Conformal Prediction for Nonparametric Instrumental Regression

TL;DR

This paper introduces a conformal prediction method for nonparametric instrumental variable regression that provides finite-sample, distribution-free coverage guarantees, adaptable to various NPIV estimators including neural networks.

Contribution

It reformulates conditional coverage as marginal coverage over IV shifts and integrates conformal inference with any NPIV estimator, ensuring finite-sample guarantees.

Findings

Provides distribution-free, finite-sample coverage guarantees

Compatible with multiple NPIV estimation methods including neural networks

Reformulates conditional coverage as marginal coverage over IV shifts

Abstract

We propose a method for constructing distribution-free prediction intervals in nonparametric instrumental variable regression (NPIV), with finite-sample coverage guarantees.
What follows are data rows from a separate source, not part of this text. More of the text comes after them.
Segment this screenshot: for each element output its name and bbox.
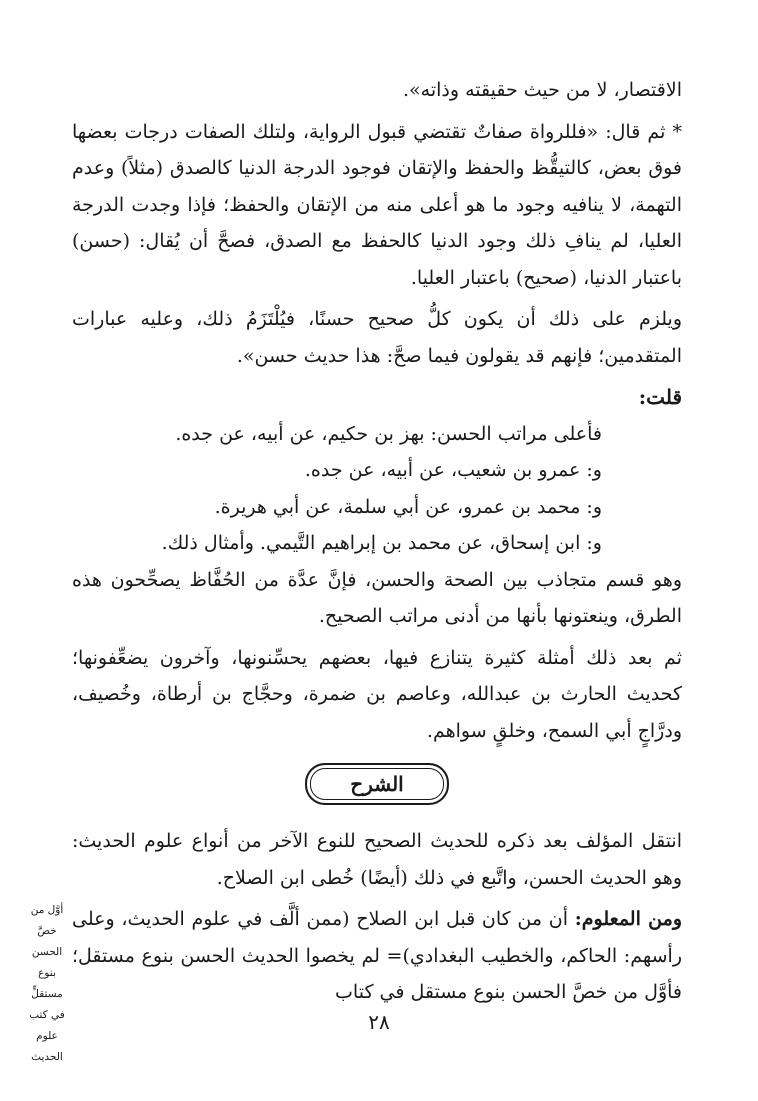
- margin-note: أوَّل من خصَّ الحسن بنوع مستقلٍّ في كتب علوم الحديث: [29, 904, 65, 1063]
- main-text-block: [72, 72, 682, 1011]
- paragraph-quote-sifat: * ثم قال: «فللرواة صفاتٌ تقتضي قبول الرواية، ولتلك الصفات درجات بعضها فوق بعض، كالتيقُّظ والحفظ والإتقان فوجود الدرجة الدنيا كالصدق (مثلاً) وعدم التهمة، لا ينافيه وجود ما هو أعلى منه من الإتقان والحفظ؛ فإذا وجدت الدرجة العليا، لم ينافِ ذلك وجود الدنيا كالحفظ مع الصدق، فصحَّ أن يُقال: (حسن) باعتبار الدنيا، (صحيح) باعتبار العليا.: [72, 120, 682, 289]
- paragraph-quote-end: الاقتصار، لا من حيث حقيقته وذاته».: [403, 79, 682, 101]
- paragraph-lead: ومن المعلوم:: [574, 908, 682, 930]
- paragraph-examples: ثم بعد ذلك أمثلة كثيرة يتنازع فيها، بعضهم يحسِّنونها، وآخرون يضعِّفونها؛ كحديث الحارث بن عبدالله، وعاصم بن ضمرة، وحجَّاج بن أرطاة، وخُصيف، ودرَّاجٍ أبي السمح، وخلقٍ سواهم.: [72, 646, 682, 742]
- paragraph-mutajathib: وهو قسم متجاذب بين الصحة والحسن، فإنَّ عدَّة من الحُفَّاظ يصحِّحون هذه الطرق، وينعتونها بأنها من أدنى مراتب الصحيح.: [72, 568, 682, 627]
- list-item: فأعلى مراتب الحسن: بهز بن حكيم، عن أبيه، عن جده.: [175, 422, 602, 445]
- list-item: و: عمرو بن شعيب، عن أبيه، عن جده.: [304, 459, 602, 481]
- sharh-header: [72, 763, 682, 805]
- ranks-list: [72, 416, 682, 562]
- sharh-title: الشرح: [350, 771, 404, 796]
- sharh-title-box: [305, 763, 449, 805]
- paragraph-intaqal: انتقل المؤلف بعد ذكره للحديث الصحيح للنوع الآخر من أنواع علوم الحديث: وهو الحديث الحسن، واتَّبع في ذلك (أيضًا) خُطى ابن الصلاح.: [72, 830, 682, 889]
- qultu-heading: قلت:: [638, 385, 682, 409]
- paragraph-quote-yalzam: ويلزم على ذلك أن يكون كلُّ صحيح حسنًا، فيُلْتَزَمُ ذلك، وعليه عبارات المتقدمين؛ فإنهم قد يقولون فيما صحَّ: هذا حديث حسن».: [72, 308, 682, 367]
- list-item: و: ابن إسحاق، عن محمد بن إبراهيم التَّيمي. وأمثال ذلك.: [161, 532, 602, 554]
- paragraph-body: أن من كان قبل ابن الصلاح (ممن ألَّف في علوم الحديث، وعلى رأسهم: الحاكم، والخطيب البغدادي)= لم يخصوا الحديث الحسن بنوع مستقل؛ فأوَّل من خصَّ الحسن بنوع مستقل في كتاب: [72, 908, 682, 1003]
- page-number: ٢٨: [368, 1010, 390, 1034]
- list-item: و: محمد بن عمرو، عن أبي سلمة، عن أبي هريرة.: [214, 495, 602, 518]
- paragraph-maloum: [72, 901, 682, 1011]
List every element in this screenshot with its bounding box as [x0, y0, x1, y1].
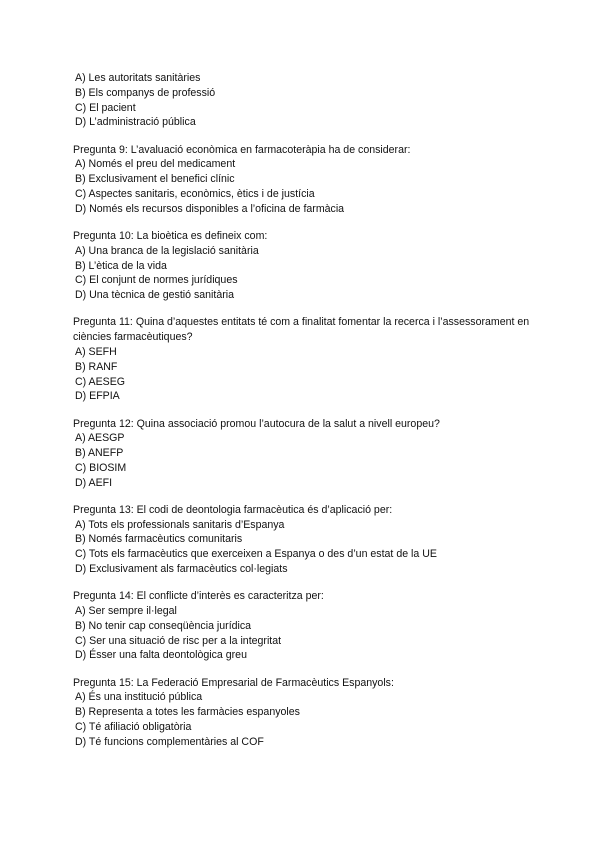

Building on the conditional guarantee framework in conformal inference, we reformulate conditional coverage as marginal coverage over a class of IV shifts $\mathcal{F}$. Our method can be combined with any NPIV estimator, including sieve 2SLS and other machine-learning-based NPIV methods such as neural networks minimax approaches. Our theoretical analysis establishes distribution-free, finite-sample coverage over a practitioner-chosen class of IV shifts.